Major Contributions of Irish Background. Irish-Americans played a major role in city politics and municipal services (e.g., Tammany Hall in New York); 12 of our Presidents were of Irish background. Although most of the Irish were Catholic, they established the first American Presbyterian Church and the first American Methodist Church. St. Patrick’s Day parades are big events in many locations throughout the country.
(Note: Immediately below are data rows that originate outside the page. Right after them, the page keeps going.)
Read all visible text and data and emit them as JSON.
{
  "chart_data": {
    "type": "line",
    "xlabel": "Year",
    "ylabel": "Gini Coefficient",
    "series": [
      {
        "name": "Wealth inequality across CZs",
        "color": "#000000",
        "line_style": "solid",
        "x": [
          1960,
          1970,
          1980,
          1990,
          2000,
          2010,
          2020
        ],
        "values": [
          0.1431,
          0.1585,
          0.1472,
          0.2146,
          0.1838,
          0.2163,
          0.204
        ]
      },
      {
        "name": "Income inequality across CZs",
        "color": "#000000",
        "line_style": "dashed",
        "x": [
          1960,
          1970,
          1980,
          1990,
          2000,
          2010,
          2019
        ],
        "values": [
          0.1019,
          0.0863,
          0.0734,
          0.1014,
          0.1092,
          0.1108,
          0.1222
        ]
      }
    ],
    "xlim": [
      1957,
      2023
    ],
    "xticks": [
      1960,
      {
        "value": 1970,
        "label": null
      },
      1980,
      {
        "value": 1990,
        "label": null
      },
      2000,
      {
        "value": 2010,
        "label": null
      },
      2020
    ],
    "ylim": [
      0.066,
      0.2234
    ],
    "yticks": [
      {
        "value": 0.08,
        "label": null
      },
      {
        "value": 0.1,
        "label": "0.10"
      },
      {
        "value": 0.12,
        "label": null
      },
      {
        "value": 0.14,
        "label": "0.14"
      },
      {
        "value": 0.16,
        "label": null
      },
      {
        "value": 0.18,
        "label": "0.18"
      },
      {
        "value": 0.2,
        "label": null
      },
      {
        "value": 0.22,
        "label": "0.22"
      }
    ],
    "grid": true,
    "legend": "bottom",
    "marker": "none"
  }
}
Famous American of Italian Background. Mother Frances Cabrini (Chicago social workers and the first American saint); Amadeo Giannini (founder of the Bank of America); John Cuneo (founder of the Cuneo Press, which was once the largest printing establishment in the world); Salvatore Giordano (President of Fedders Air Conditioning Corp.); Fiorello La Guardia (Mayor of New York City); Congressman Peter Rodino; Judge John Sirica (presided over the Watergate trials); Anthony Celebrezze and Joseph Califano (former Secretaries of the U.S. Department of Health and Human Services); Arturo Toscanini (musical conductor); Enrico Caruso and Anna Moffo (opera singer); Constantino Brumaldi (painter who painted the frieze around the Capitol Rotunda); Enrico Fermi (Nobel Prize scientist whose experiments led to the development of the Atomic Bomb); Emilio Segre (discovered Technicuim, the first artificially created element); entertainers Frank Sinatra, Dean Martin, Perry Como, Guy Lombardo, Tony Bennett, Jimmy Durante, and Henry Mancini; and sports stars Joe DiMaggio and Vince Lombardi. Currently, most Americans of Italian background live in New York, New Jersey, Pennsylvania, California, and Massachusetts.
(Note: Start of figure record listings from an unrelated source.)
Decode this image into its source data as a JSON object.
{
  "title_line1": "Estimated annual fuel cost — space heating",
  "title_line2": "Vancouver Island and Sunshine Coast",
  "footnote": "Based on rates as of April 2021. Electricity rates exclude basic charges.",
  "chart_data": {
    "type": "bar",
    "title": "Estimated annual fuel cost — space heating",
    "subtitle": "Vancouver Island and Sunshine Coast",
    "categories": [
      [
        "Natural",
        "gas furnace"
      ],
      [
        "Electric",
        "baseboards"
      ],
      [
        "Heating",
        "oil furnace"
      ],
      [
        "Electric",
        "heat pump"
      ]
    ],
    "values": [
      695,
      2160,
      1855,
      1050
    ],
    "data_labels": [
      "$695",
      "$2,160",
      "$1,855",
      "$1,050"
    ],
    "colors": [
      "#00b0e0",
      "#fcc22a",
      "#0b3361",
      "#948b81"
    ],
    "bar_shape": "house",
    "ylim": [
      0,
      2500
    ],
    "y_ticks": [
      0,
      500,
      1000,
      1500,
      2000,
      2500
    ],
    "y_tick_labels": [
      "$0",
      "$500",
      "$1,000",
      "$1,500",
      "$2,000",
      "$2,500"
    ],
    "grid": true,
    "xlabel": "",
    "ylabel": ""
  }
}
Major Contributions of Italian Background. Introduced several foods (e.g. broccoli, zucchini, squash, endives, chicory, and pizza pie) and brought Italian grapes to the vineyards of California and Virginia.
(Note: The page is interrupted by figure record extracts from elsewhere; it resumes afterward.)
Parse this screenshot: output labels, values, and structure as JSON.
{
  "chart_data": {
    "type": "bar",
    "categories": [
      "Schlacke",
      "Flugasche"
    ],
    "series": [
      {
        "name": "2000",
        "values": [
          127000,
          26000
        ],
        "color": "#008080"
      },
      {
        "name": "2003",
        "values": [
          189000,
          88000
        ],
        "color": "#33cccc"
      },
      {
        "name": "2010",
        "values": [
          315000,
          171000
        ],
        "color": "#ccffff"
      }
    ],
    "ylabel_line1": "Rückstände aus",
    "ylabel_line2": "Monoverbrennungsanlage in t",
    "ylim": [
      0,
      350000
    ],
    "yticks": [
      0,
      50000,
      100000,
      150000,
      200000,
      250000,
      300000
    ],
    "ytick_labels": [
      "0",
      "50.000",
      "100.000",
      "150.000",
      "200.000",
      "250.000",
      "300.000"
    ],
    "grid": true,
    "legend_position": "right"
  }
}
Famous Americans of Polish Background. Casimir Funk (biochemist who discovered vitamins); Arthur Rubinstein (pianist); Samuel Goldwyn and the Warner Brothers (movie makers); Zbigniew Brzezinski (foreign affairs advisor); Thaddeus Sendzimir (revolutionized the steel industry by his new methods of processing steel); Edmond Muskie (former U.S. Senator and Secretary of State); Leon Jaworski (former Watergate prosecutor); Bobby Vinton (singer); Stan Musial, Tony Kubek, and Carl Yastrzemski (baseball stars). Currently the majority of Polish-Americans in the United States live in New York, Illinois, Pennsylvania, New Jersey, and Michigan.
Major Contributions of Polish Background. Established the first factory in America (glass factory); invented the pneumatic dynamite torpedo gun, ramrod bayonet, and telescopic sight for artillery.
Famous Americans of Middle-eastern Background. Robert Aboud (former vice-chairman of First National Bank); Najeeb Halaby (former chairman of Pan-American Airlines); Lisa Halaby, his daughter, is now “Queen Noor,” wife of King Hussein of Jordan; Danny Thomas and his daughter, Marlo, Jamie Farr, Paul Anka, Tigh Andrews (Entertainers); Joe Robbie (owner of Miami Dolphins); Abe Gibron (former coach of the Chicago Bears); Michael Debakey (medicine); Philip Habid (State Department envoy to peace and arms negotiations and Assistant Secretary of State for East Asian and Pacific Affairs); Ralph Nader (consumer advocate).
Major Contributions of Middle-eastern Background. Middle-Eastern-Americans have made important contributions to American culture. Lebanese immigrants, Farah and Haggar are two well-known clothing manufacturers in the United States.